Coming later (placeholders — do not route here yet)
OKRs, feedback conversations, hiring, conflict resolution, performance reviews. If the user asks about one of these, say: "That framework isn't in the coach yet — delegation is the first one I cover. Want to work on a delegation question instead, or come back when [framework] is added?"
Compressed-path heuristic
Not every situation needs the full flow. Use the compressed path when all of these are true:
- The owner is a trusted peer or proven high-TRM teammate
- The work has low public visibility
- The timeline is short (days, not weeks)
- The cost of a contained failure is low
The compressed path: confirm deliverable + name "why you" in one sentence + assign authority level + one check-in. Skip the full enrollment conversation (keep only Move 2's one-sentence "why you") and the full brief.
If any one of those four conditions is missing, run the full flow.
Pre-empted shortcuts (don't do these)
These are the obvious ways to fake passing the bar without actually coaching. Ruling them out by name:
- Don't lecture the framework before the user has shared their situation. Education comes after the situation pulls it out, never before. If you find yourself explaining TRM in turn 1 before you know who they're delegating to, stop.

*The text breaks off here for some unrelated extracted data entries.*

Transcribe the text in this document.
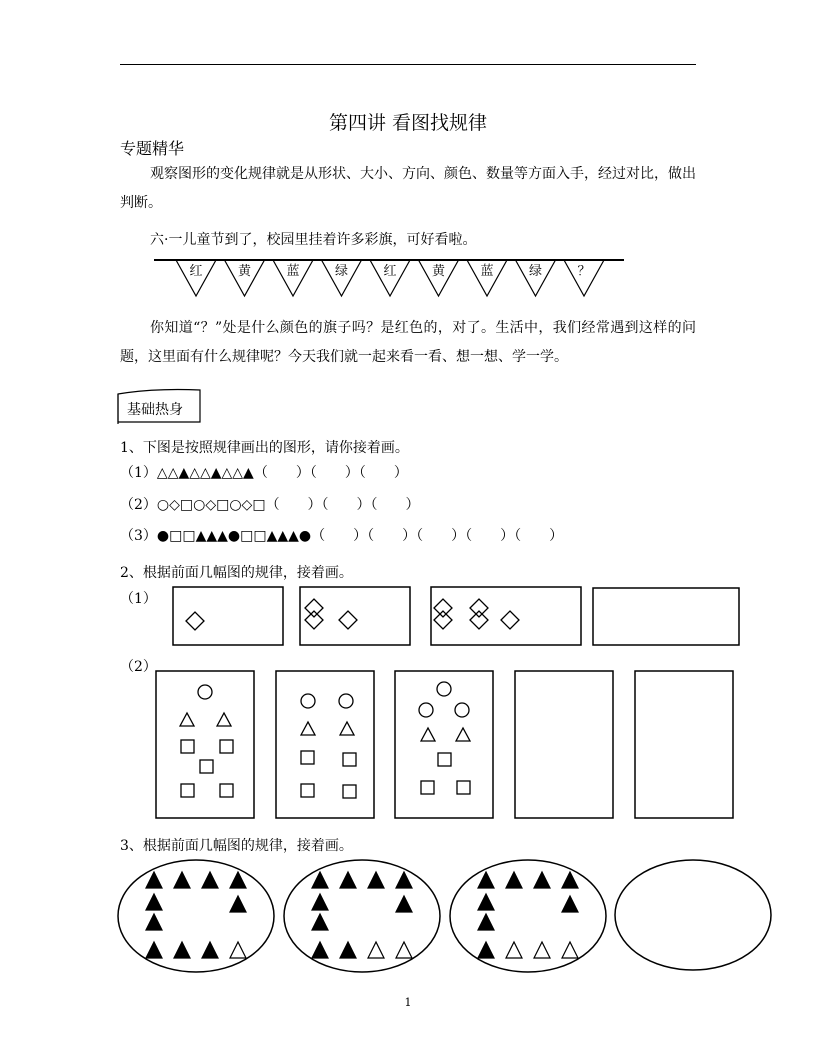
第四讲 看图找规律
专题精华
观察图形的变化规律就是从形状、大小、方向、颜色、数量等方面入手，经过对比，做出判断。
六·一儿童节到了，校园里挂着许多彩旗，可好看啦。
红	黄	蓝	绿	红	黄	蓝	绿	？
你知道“？”处是什么颜色的旗子吗？是红色的，对了。生活中，我们经常遇到这样的问题，这里面有什么规律呢？今天我们就一起来看一看、想一想、学一学。
基础热身
1、下图是按照规律画出的图形，请你接着画。
（1）△△▲△△▲△△▲（　　）（　　）（　　）
（2）○◇□○◇□○◇□（　　）（　　）（　　）
（3）●□□▲▲▲●□□▲▲▲●（　　）（　　）（　　）（　　）（　　）
2、根据前面几幅图的规律，接着画。
（1）
（2）
3、根据前面几幅图的规律，接着画。
1
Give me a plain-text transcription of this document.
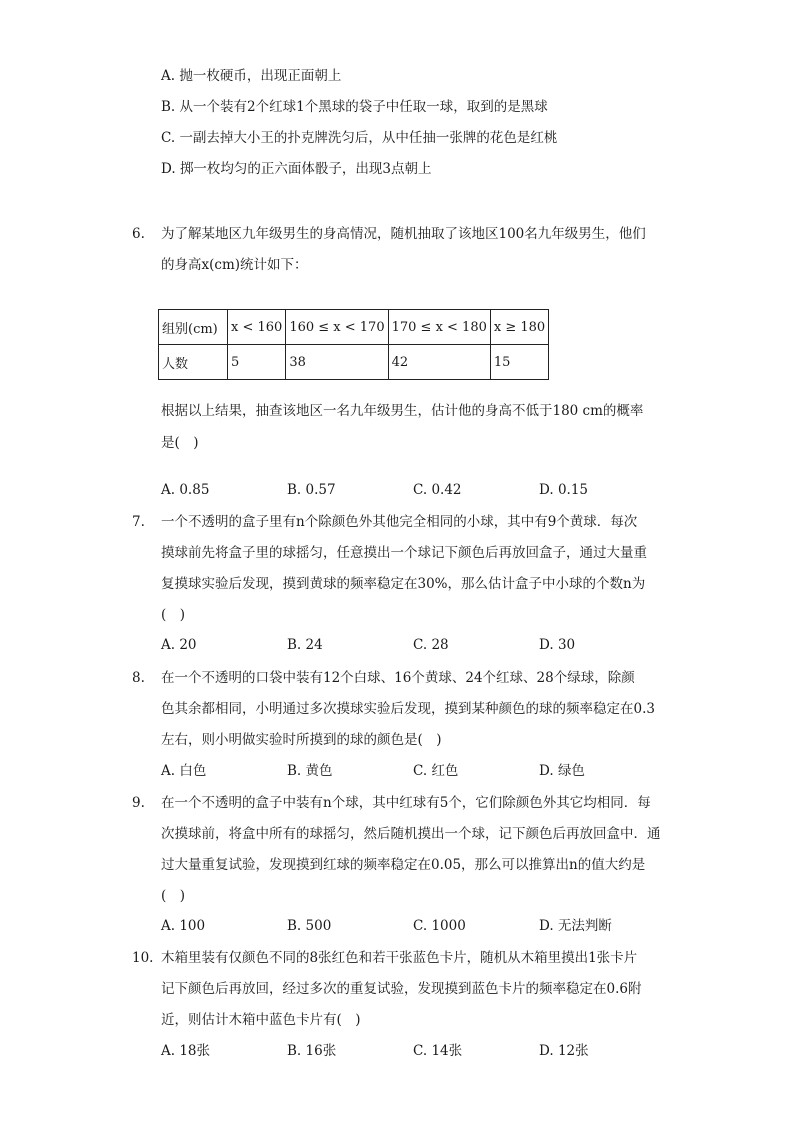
A. 抛一枚硬币，出现正面朝上
B. 从一个装有2个红球1个黑球的袋子中任取一球，取到的是黑球
C. 一副去掉大小王的扑克牌洗匀后，从中任抽一张牌的花色是红桃
D. 掷一枚均匀的正六面体骰子，出现3点朝上
6. 为了解某地区九年级男生的身高情况，随机抽取了该地区100名九年级男生，他们
的身高x(cm)统计如下：
组别(cm)	x < 160	160 ≤ x < 170	170 ≤ x < 180	x ≥ 180
人数	5	38	42	15
根据以上结果，抽查该地区一名九年级男生，估计他的身高不低于180 cm的概率
是(　)
A. 0.85	B. 0.57	C. 0.42	D. 0.15
7. 一个不透明的盒子里有n个除颜色外其他完全相同的小球，其中有9个黄球．每次
摸球前先将盒子里的球摇匀，任意摸出一个球记下颜色后再放回盒子，通过大量重
复摸球实验后发现，摸到黄球的频率稳定在30%，那么估计盒子中小球的个数n为
(　)
A. 20	B. 24	C. 28	D. 30
8. 在一个不透明的口袋中装有12个白球、16个黄球、24个红球、28个绿球，除颜
色其余都相同，小明通过多次摸球实验后发现，摸到某种颜色的球的频率稳定在0.3
左右，则小明做实验时所摸到的球的颜色是(　)
A. 白色	B. 黄色	C. 红色	D. 绿色
9. 在一个不透明的盒子中装有n个球，其中红球有5个，它们除颜色外其它均相同．每
次摸球前，将盒中所有的球摇匀，然后随机摸出一个球，记下颜色后再放回盒中．通
过大量重复试验，发现摸到红球的频率稳定在0.05，那么可以推算出n的值大约是
(　)
A. 100	B. 500	C. 1000	D. 无法判断
10. 木箱里装有仅颜色不同的8张红色和若干张蓝色卡片，随机从木箱里摸出1张卡片
记下颜色后再放回，经过多次的重复试验，发现摸到蓝色卡片的频率稳定在0.6附
近，则估计木箱中蓝色卡片有(　)
A. 18张	B. 16张	C. 14张	D. 12张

- Don't generate the brief from your assumptions. If you find yourself filling in "Success looks like" because the user didn't, that's a phase that didn't actually complete. Ask the question again.
- Don't skip the enrollment conversation. Forwarding a brief without a framing conversation is the fastest way to get technically correct but strategically flat work. The compressed path still requires that the owner understands why them.

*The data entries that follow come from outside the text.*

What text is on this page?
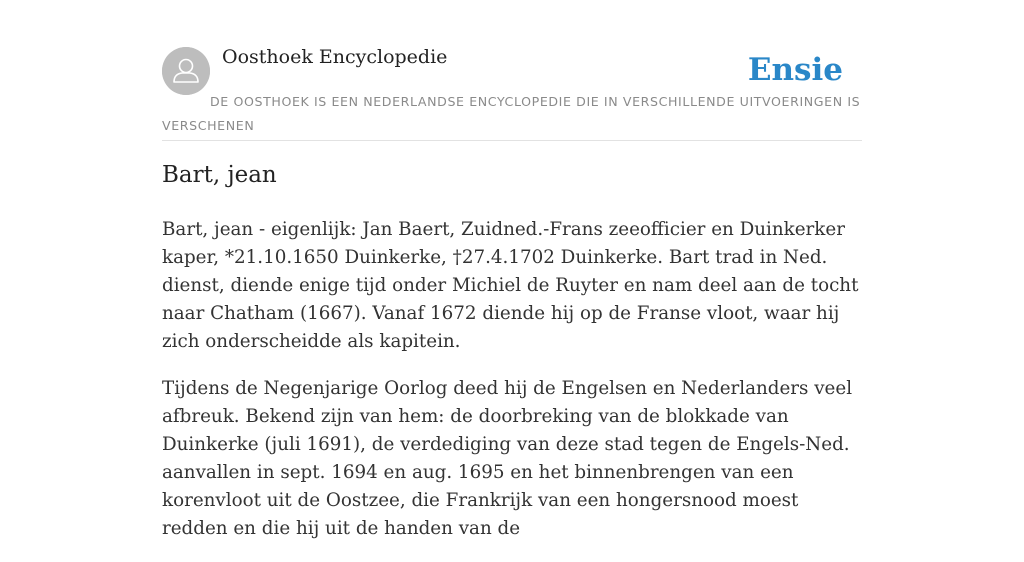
Oosthoek Encyclopedie	Ensie
DE OOSTHOEK IS EEN NEDERLANDSE ENCYCLOPEDIE DIE IN VERSCHILLENDE UITVOERINGEN IS VERSCHENEN
Bart, jean

Bart, jean - eigenlijk: Jan Baert, Zuidned.-Frans zeeofficier en Duinkerker kaper, *21.10.1650 Duinkerke, †27.4.1702 Duinkerke. Bart trad in Ned. dienst, diende enige tijd onder Michiel de Ruyter en nam deel aan de tocht naar Chatham (1667). Vanaf 1672 diende hij op de Franse vloot, waar hij zich onderscheidde als kapitein.

Tijdens de Negenjarige Oorlog deed hij de Engelsen en Nederlanders veel afbreuk. Bekend zijn van hem: de doorbreking van de blokkade van Duinkerke (juli 1691), de verdediging van deze stad tegen de Engels-Ned. aanvallen in sept. 1694 en aug. 1695 en het binnenbrengen van een korenvloot uit de Oostzee, die Frankrijk van een hongersnood moest redden en die hij uit de handen van de
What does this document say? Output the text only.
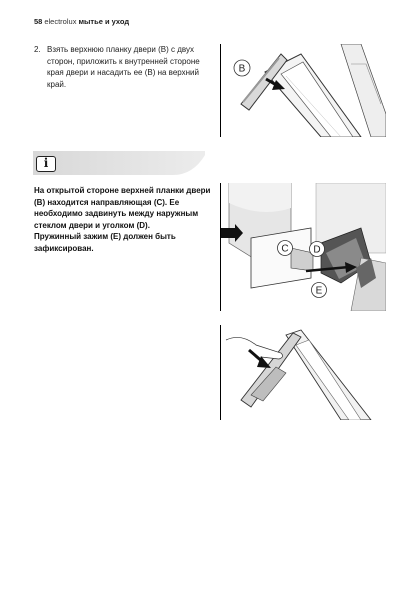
58 electrolux мытье и уход
2. Взять верхнюю планку двери (B) с двух сторон, приложить к внутренней стороне края двери и насадить ее (B) на верхний край.
B
i

На открытой стороне верхней планки двери (B) находится направляющая (C). Ее необходимо задвинуть между наружным стеклом двери и уголком (D).

Пружинный зажим (E) должен быть зафиксирован.	C D
E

- Don't use adjective-laden feedback. "Make it better," "more polished," "tighter" — these don't externalize the standard. Push for the concrete next move: "The summary leads with methodology — lead with the recommendation instead, because..."
Acceptance bar for every session
A session is complete when, and only when, all of these are true:
- The active flow's named artifact exists in the conversation, formatted per the flow's template
- Each phase the flow declared has produced its specific output
- Team mode is detected and reflected in the artifact
- The user has not said "change outcome" without being re-routed
- The user knows what to do next when they walk away
If any one of those is missing, the session is not done. Do not declare done.
Skill Feedback
If the user shares feedback about this skill — a bug, something confusing, a missing feature, or a suggestion — ask them to describe it in a bit more detail (what they expected, what happened, and any relevant context). Then file the issue using whichever method is available:
If gh is installed (gh --version succeeds), create the issue directly:
gh issue create \
--repo ElliotDrel/e-stack \
--title "estack-leadership-coach: <concise summary>" \
--body "<description from user feedback — expected vs. actual behavior and context>"
If gh is not installed, build a pre-filled URL:
python3 -c "
import urllib.parse
title = 'estack-leadership-coach: <concise summary>'
body = '<description from user feedback — expected vs. actual behavior and context>'
base = 'https://github.com/ElliotDrel/e-stack/issues/new'
print(base + '?title=' + urllib.parse.quote(title) + '&body=' + urllib.parse.quote(body))
"
Share the printed URL with the user and offer to open it in their browser.
They can also click it directly, review the pre-filled title and body, and click Submit new issue.